L'aggressore si toglie dal viso la maschera fatta di corteccia e foglie e la guarda con incredulità, mentre un luminoso sorriso si increspa sulle labbra sottili «L'ho steccata!»

I colori diventano lentamente più nitidi ad ogni secondo che passa, così come i contorni degli oggetti che la circondano. Alle narici le arriva un tenue odore di legno, resina e detersivo per pavimenti.
Si massaggia un poco la testa con le mani mentre si mette a sedere sul comodo divano a righine bianco e blu, guardandosi distrattamente attorno. L'idea di essere stata bloccata senza essere neanche riuscita ad arrivare al porto la manda completamente in bestia, ma ormai non può farci più nulla. “Chiunque sia stato, deve essere piuttosto forte... meglio non farlo incazzare.
«Dove sono...?» domanda a voce alta, aspettandosi di vedersi spuntare davanti agli occhi un mostro dalle peggiori fattezze, magari anche particolarmente in vena di disobbedire al volere del suo Signore e quindi intenzionato a farla a fettine con un'ascia arrugginita.
«A casa mia!»
Magari no.” pensa sorridendo felice nel veder spuntare dalla cucina la testolina ramata di Silly. Sente provenire un dolce profumino di cioccolata calda, ma si astiene dall'alzarsi e andare a scolarsela tutta. In fondo pare quasi che la stia proteggendo, quindi sarebbe poco rispettoso nei suoi confronti.
«Hai fatto un bel macello, sai? Sono tutti piuttosto su di giri. Ma non preoccuparti: nessuno entra in casa mia!» afferma sorridendo allegra la rossa, trottandole in contro e buttandosi a sedere sul posto libero del divano, osservandola con un certo interesse. Non è da tutti i giorni che qualcuno la combini grossa ad Helheimr, se si escludono lei, Mimì e Kakashi, quindi la situazione non può che essere assai divertente ai suoi occhi.
«Perché?» domanda vagamente interessata la corvina, stringendosi nella coperta nella quale l'altra l'aveva coperta mentre era fuori uso.
«Perché l'ho vietato. Nessuno qui entra senza permesso, è contro le regole. E infrangere le regole ti fa mettere alla catena. Nessuno vuole stare alla catena, credimi... e può finirci pure Fenrir, motivo per cui non può entrare.»

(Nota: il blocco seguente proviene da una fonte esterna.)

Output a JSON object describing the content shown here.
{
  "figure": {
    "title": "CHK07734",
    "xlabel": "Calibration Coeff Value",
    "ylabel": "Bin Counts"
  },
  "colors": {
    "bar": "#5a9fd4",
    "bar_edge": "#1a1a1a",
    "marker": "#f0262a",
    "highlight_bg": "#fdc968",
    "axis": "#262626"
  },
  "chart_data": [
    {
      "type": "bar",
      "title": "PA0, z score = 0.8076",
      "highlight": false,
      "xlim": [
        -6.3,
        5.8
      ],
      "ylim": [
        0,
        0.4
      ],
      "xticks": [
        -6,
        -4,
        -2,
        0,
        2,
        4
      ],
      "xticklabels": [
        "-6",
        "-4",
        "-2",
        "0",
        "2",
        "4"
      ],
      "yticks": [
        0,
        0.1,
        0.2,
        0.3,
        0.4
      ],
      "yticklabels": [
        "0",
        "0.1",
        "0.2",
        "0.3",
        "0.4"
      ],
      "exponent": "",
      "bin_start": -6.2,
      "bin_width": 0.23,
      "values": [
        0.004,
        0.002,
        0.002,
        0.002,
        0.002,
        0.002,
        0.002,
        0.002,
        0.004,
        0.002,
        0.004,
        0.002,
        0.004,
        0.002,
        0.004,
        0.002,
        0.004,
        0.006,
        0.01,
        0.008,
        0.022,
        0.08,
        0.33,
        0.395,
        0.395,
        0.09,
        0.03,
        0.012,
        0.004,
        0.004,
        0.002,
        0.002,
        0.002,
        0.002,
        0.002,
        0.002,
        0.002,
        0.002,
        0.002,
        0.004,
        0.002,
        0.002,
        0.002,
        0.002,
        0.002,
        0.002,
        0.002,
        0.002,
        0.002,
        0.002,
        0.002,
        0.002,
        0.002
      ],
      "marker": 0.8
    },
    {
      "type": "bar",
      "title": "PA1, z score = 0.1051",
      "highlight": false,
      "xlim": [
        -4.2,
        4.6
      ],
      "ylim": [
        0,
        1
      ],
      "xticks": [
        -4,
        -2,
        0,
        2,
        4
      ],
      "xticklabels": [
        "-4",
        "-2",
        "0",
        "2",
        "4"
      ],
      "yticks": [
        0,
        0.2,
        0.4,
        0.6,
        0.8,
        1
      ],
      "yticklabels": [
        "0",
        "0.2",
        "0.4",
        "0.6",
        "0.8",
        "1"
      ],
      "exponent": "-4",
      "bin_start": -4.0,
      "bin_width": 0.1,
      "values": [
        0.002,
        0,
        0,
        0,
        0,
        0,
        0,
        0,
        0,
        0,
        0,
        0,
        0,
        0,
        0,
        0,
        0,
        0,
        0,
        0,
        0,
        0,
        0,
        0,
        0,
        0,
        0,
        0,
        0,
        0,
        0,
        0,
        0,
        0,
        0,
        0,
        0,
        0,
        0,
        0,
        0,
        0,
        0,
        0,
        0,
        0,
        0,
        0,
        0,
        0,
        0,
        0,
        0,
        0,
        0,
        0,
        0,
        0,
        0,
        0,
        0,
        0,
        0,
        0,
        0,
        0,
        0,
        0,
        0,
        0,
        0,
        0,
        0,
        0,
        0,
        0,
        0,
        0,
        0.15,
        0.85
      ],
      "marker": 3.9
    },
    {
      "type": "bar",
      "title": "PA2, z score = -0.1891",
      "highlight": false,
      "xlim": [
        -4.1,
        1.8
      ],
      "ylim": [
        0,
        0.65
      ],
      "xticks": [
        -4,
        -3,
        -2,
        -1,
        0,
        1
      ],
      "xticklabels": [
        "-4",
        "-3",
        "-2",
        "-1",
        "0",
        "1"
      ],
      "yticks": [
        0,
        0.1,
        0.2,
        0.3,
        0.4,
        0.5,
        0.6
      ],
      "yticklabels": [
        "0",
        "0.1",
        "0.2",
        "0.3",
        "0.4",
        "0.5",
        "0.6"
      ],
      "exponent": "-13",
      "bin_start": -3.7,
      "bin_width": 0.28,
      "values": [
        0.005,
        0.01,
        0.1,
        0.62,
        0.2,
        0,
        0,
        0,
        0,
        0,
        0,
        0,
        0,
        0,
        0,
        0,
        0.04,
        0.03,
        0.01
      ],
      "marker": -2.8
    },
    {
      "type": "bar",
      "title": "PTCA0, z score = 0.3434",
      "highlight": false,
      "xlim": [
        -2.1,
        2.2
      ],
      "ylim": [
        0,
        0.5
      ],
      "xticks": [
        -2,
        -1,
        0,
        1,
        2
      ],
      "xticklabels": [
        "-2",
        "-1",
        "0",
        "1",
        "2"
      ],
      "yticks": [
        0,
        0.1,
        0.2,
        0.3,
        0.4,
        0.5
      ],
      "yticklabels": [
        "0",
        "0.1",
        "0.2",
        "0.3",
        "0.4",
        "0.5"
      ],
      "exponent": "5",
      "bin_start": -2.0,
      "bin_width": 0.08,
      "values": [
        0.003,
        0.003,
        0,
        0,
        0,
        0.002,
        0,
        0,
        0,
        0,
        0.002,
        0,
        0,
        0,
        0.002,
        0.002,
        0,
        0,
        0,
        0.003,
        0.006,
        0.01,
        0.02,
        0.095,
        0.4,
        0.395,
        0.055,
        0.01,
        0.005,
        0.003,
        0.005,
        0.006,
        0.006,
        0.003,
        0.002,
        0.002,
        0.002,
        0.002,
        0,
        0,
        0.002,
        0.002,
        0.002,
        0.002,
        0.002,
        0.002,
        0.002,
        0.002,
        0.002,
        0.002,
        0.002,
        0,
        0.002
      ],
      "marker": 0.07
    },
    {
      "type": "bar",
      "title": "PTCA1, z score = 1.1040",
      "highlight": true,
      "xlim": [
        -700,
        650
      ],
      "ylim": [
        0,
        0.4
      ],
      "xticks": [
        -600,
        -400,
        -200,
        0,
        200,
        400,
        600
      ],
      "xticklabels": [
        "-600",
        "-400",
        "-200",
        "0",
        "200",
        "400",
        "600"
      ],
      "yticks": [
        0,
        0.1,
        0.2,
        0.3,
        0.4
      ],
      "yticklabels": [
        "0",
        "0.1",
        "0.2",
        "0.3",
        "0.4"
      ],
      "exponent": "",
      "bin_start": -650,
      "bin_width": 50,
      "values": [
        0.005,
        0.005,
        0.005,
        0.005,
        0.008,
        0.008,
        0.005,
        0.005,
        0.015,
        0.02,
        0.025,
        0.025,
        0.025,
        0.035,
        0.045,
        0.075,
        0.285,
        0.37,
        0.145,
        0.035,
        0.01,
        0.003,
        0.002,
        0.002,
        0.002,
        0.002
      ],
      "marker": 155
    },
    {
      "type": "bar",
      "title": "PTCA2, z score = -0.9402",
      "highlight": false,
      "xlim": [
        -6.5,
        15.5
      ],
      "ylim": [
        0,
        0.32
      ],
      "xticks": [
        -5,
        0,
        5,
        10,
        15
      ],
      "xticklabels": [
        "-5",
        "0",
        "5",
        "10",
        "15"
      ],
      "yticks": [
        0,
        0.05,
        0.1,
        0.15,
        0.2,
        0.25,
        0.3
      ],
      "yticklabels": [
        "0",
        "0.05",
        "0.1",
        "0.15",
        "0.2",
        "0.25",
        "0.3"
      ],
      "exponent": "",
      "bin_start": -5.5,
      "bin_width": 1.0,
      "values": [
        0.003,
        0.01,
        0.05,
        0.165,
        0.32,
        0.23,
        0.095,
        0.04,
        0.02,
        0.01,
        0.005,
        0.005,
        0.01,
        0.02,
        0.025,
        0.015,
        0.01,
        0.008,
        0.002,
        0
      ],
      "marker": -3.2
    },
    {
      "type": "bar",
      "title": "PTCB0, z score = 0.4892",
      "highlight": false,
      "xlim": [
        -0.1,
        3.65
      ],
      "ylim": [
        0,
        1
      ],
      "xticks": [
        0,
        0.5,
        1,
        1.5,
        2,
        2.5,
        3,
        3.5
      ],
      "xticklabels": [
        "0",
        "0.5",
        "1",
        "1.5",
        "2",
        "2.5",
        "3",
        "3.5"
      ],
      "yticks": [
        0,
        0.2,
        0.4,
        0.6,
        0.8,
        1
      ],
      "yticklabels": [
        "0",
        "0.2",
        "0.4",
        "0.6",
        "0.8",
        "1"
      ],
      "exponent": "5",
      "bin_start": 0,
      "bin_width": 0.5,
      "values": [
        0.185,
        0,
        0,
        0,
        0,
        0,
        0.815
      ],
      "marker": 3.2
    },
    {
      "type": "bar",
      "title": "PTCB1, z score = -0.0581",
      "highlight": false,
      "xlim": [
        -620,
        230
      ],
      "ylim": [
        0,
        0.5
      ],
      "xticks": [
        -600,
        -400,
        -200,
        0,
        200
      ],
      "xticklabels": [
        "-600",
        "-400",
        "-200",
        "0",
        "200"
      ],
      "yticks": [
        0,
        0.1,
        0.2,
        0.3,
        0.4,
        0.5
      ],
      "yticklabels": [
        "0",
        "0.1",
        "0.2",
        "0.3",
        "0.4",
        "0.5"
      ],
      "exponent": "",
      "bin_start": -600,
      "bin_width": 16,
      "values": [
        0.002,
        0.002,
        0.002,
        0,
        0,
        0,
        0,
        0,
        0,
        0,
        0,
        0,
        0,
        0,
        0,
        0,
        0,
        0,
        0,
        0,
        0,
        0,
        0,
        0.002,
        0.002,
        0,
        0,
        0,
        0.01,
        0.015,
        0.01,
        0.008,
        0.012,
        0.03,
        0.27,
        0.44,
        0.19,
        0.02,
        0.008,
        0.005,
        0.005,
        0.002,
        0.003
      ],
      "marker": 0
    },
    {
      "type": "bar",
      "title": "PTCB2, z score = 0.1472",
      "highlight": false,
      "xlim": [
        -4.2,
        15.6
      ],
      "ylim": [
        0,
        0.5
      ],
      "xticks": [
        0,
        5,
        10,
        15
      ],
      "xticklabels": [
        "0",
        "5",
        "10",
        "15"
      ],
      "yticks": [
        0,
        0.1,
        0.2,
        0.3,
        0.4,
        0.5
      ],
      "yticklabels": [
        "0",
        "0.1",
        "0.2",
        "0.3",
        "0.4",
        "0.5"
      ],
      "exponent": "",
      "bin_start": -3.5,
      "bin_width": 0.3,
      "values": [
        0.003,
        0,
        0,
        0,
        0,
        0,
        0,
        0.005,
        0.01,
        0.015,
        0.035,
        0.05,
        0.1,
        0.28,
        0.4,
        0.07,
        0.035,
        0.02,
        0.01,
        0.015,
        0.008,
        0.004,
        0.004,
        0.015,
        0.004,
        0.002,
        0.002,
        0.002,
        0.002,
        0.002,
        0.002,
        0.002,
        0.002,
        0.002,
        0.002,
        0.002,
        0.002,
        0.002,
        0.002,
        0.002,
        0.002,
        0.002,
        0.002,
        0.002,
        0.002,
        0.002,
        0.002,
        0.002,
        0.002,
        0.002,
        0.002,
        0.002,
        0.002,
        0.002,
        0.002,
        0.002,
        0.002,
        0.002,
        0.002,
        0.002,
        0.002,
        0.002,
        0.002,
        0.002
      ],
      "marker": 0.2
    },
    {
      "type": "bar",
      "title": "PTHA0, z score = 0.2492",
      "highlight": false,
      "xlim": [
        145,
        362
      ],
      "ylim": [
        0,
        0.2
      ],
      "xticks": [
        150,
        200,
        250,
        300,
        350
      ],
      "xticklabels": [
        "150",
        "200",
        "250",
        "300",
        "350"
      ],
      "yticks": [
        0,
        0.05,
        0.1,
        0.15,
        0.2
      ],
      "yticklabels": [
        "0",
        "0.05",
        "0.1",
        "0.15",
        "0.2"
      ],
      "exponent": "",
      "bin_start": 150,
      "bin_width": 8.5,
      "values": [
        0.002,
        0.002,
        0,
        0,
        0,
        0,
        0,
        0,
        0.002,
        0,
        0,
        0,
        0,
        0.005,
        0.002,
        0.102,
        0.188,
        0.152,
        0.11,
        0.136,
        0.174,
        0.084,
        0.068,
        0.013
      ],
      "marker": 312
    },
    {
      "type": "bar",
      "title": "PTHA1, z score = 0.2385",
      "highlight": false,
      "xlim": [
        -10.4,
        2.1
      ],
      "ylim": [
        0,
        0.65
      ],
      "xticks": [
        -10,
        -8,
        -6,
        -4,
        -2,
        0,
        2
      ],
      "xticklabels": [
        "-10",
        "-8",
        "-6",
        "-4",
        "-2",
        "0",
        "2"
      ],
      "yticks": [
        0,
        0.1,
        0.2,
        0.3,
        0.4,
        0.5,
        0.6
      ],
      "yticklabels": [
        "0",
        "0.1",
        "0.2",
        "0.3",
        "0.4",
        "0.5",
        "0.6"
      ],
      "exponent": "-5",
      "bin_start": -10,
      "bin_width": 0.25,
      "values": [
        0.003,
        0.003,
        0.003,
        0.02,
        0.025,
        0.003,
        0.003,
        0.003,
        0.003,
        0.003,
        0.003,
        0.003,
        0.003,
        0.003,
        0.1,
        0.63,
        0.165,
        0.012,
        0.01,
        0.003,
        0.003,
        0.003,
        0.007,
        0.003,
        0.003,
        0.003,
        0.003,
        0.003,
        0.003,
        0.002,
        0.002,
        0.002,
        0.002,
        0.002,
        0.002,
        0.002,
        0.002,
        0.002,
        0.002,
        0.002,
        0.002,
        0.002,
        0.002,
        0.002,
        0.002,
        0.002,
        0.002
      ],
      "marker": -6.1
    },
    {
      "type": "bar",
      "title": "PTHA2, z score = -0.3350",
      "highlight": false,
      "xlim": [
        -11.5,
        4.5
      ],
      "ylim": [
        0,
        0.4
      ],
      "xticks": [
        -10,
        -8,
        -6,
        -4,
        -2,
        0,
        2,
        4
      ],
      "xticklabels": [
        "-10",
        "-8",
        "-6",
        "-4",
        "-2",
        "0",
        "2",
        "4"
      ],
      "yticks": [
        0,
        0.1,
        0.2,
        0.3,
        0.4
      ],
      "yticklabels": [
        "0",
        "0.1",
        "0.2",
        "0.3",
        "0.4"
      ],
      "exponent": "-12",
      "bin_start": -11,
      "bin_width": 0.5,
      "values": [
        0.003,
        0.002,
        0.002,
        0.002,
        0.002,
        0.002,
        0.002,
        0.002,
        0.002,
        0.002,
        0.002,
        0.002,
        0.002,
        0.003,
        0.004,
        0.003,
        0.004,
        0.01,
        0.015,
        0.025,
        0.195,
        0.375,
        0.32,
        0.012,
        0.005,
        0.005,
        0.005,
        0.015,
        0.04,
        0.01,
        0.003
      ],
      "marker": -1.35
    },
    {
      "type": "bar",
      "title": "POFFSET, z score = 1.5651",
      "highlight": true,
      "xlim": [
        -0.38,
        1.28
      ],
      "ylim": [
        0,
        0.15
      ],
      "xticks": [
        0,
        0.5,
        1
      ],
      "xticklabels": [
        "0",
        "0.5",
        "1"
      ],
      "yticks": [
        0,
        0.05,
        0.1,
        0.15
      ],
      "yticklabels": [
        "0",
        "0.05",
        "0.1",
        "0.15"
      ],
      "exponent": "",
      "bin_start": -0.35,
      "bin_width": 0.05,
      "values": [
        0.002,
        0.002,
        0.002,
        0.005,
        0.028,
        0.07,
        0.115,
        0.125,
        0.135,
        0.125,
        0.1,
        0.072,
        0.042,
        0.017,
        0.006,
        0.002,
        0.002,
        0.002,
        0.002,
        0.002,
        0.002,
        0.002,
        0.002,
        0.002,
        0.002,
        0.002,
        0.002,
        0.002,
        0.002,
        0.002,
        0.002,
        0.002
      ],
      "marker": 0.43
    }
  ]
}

«La tua spiegazione ha dell'assurdo...» borbotta Akemi, che ancora fissa la rossa con sguardo incerto. Aveva sentito che se comincia a parlare è difficile che si fermi, e che in ogni caso vomita sempre una raffica di parole una dietro l'altra, ma non ci aveva creduto. In fondo è spesso silenziosa con lei.
«Che è successo?» le domanda stranamente seria in volto, giocherellando con la punta della treccia che le cade morbidamente sulla spalla. Sapeva dal momento in cui l'avevano portata nell'isola, Silly, che la piccola Lilith sarebbe esplosa da un momento all'altro, ma la cosa la incuriosisce lo stesso.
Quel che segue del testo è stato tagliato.